La RSE

Una empresa es socialmente responsable cuando responde satisfactoriamente a las expectativas que sobre su funcionamiento tienen los distintos grupos de interés.

La RSE se refiere a cómo las empresas son gobernadas respecto a los intereses de sus trabajadores, sus clientes, proveedores, sus accionistas y su impacto ecológico y social en la sociedad en general, es decir, a una gestión de la empresa que respeta a todos sus grupos de interés y supone un planteamiento de tipo estratégico que debe formar parte de la gestión cotidiana de la toma de decisiones y de las operaciones de toda la organización, creando valor en el largo plazo y contribuyendo significativamente a la obtención de ventajas competitivas duraderas. De ahí la importancia de que tanto los órganos de gobierno como la dirección de las empresas asuman la perspectiva de la RSE.

RSE

Ventajas de ser una empresa socialmente responsable

Como señalaba hace poco tiempo el influyente The Economist, “la RSE parece haber ganado definitivamente la batalla de las ideas”.

Pero es que además, esta misma conclusión se ha ido abriendo paso entre los principales ejecutivos de las más importantes empresas españolas y europeas. De igual forma que hace medio siglo las empresas desarrollaban su actividad sin tener en cuenta el marketing o que hace tres décadas la calidad no formaba parte de las orientaciones principales de la actuación empresarial, hoy en día las empresas son cada vez más conscientes de la necesidad de incorporar las preocupaciones sociales, laborales, medioambientales y de derechos humanos, como parte de su estrategia de negocio.

En el Informe Forética sobre la “Evolución de la Responsabilidad Social de las Empresas en España” se señalaban entre otros datos fundamentales:

Mayoritariamente las empresas consideran que la práctica de la responsabilidad social es una apuesta ganadora tanto para la empresa, como para lo sociedad en su conjunto (81% de respuestas afirmativas).

Igualmente para el 71% de los directivos la RSE no es una moda, considerando casi en el 90 % de los casos que su importancia en el futuro será mayor o igual que la actual.
El 69% de los encuestados la entiende como prácticamente obligatoria a pesar de que no existe ninguna disposición legal que contemple de manera general la RSE.
Y si en el Informe Forética de 2004 el 52% de los directivos consideraba a la RSE como un factor clave en el éxito de sus negocios, en el año 2006, este porcentaje alcanzaba ya el 68,2%. Y todo ello porque el 39% de las empresas considera que sus clientes toman en cuenta su RSE en sus decisiones de compra, y uno de cada dos piensa que a igualdad de condiciones, las políticas de RSE pueden inclinar la balanza en su contra o a su favor.
Finalmente, y por lo que se refiere a los consumidores, este mismo Informe señala como para los ciudadanos españoles, la RSE es el segundo factor en importancia a la hora de valorar una empresa por detrás del factor servicios -precio, calidad, etc.-. Por eso 9 de cada 10 personas están dispuestas a penalizar actitudes corporativas irresponsables.
En definitiva, hoy parece incuestionable que un comportamiento socialmente responsable crea valor, genera un activo intangible en la empresa.
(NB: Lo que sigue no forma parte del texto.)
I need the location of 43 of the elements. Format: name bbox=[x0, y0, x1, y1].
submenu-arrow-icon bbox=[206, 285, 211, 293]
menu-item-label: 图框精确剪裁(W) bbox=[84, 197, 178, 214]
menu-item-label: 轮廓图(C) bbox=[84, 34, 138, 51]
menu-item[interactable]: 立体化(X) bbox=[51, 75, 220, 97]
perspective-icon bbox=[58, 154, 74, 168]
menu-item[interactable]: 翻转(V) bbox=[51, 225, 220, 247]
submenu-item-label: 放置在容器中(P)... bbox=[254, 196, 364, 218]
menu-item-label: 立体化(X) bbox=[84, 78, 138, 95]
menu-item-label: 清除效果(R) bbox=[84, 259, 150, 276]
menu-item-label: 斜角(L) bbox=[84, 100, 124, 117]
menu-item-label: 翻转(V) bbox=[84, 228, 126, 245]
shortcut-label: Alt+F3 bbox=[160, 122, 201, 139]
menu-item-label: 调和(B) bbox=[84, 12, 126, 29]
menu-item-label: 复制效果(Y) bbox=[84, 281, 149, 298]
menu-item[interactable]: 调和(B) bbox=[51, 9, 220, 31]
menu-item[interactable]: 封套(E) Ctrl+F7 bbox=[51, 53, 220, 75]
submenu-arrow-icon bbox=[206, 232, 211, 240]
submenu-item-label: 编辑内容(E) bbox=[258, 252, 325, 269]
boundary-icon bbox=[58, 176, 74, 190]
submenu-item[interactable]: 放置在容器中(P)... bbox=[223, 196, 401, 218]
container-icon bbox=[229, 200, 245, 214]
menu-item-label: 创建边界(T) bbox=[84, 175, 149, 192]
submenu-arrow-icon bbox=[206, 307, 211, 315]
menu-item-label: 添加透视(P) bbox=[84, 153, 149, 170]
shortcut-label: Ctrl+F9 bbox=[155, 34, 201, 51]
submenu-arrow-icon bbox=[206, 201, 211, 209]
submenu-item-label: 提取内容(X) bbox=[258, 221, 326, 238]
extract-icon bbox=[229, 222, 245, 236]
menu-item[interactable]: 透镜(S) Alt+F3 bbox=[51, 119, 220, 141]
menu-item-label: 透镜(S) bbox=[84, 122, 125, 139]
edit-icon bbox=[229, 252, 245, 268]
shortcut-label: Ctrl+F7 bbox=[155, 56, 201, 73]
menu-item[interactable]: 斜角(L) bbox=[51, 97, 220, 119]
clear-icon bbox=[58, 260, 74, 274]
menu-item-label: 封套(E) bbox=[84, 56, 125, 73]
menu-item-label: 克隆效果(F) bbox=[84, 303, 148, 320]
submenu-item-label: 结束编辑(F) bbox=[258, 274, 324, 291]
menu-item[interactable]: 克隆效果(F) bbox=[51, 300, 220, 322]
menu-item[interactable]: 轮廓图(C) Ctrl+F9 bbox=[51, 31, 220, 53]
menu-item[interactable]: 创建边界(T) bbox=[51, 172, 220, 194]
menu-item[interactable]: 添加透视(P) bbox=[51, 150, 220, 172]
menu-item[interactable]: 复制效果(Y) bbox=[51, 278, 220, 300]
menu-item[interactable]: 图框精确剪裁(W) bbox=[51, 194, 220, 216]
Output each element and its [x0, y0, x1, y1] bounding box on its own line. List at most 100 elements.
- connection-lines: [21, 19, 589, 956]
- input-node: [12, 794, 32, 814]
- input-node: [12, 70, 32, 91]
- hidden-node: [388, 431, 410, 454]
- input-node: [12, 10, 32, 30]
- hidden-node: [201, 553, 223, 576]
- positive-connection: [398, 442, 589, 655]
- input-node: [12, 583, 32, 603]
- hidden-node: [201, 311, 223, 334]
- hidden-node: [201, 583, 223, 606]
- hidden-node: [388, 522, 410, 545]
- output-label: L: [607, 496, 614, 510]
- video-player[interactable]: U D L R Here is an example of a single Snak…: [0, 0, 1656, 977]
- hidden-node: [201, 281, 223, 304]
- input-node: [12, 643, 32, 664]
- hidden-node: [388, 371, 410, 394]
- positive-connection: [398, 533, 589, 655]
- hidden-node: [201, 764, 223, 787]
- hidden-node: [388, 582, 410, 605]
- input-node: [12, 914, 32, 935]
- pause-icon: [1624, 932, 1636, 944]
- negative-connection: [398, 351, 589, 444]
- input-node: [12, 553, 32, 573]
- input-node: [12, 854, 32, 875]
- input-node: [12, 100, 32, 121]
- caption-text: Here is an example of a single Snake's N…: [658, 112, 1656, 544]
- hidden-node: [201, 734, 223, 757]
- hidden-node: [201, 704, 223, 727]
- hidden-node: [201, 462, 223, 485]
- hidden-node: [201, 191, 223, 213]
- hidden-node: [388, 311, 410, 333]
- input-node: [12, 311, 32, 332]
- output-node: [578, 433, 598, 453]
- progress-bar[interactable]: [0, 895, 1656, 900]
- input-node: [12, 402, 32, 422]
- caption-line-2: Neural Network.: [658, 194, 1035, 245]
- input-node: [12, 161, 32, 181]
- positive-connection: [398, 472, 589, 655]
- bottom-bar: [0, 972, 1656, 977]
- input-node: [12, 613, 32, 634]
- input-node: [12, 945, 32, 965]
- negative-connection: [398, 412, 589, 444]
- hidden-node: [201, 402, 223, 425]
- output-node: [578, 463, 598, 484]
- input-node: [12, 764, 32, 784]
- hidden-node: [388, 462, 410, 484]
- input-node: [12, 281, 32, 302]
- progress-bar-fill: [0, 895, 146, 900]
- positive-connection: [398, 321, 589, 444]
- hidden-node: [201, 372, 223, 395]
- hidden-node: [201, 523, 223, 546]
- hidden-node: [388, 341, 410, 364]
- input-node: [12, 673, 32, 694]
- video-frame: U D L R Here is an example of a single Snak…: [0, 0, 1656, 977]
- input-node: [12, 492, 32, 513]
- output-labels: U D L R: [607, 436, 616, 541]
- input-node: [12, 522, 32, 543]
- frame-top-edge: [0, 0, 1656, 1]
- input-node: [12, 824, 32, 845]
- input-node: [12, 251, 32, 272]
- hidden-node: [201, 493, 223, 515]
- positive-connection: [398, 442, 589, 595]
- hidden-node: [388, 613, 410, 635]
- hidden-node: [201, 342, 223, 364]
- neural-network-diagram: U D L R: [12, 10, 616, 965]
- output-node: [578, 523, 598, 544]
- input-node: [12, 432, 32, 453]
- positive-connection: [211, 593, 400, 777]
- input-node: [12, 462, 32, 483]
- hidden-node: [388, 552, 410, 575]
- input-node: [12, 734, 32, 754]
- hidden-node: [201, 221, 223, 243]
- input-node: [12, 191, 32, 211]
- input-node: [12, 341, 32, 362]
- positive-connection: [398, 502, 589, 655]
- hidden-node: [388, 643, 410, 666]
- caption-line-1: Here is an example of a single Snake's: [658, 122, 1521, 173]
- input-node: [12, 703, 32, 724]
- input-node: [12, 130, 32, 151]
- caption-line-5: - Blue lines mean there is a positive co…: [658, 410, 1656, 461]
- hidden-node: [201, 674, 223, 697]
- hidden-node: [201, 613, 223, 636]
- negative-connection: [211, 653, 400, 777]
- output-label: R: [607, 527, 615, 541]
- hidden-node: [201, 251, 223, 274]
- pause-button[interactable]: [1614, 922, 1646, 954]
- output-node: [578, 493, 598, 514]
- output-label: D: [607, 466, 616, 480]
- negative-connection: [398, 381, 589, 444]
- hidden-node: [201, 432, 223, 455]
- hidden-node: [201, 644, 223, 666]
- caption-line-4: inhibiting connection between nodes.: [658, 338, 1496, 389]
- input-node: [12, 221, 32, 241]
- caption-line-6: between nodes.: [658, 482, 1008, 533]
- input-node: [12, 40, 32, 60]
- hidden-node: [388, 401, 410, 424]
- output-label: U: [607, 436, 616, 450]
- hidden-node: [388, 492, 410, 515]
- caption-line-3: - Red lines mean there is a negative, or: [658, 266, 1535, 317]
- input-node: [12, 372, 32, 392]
De ahí que la RSE no sea un gasto sino una auténtica inversión que:
Mejora la imagen de la marca y de la propia empresa
Permite captar y fidelizar a los clientes, o incluso abrirse a nuevos colectivos y posibilidades
Incrementa la influencia de la empresa en la sociedad y disminuye los riesgos de conflictos con la misma
Mejora la relación con otros agentes fundamentales como los sindicatos o los distintos poderes públicos
mejora el clima laboral, la comunicación y la creación de una cultura empresarial propia, fomentando consiguientemente la productividad y eficiencia de los trabajadores y de la propia organización.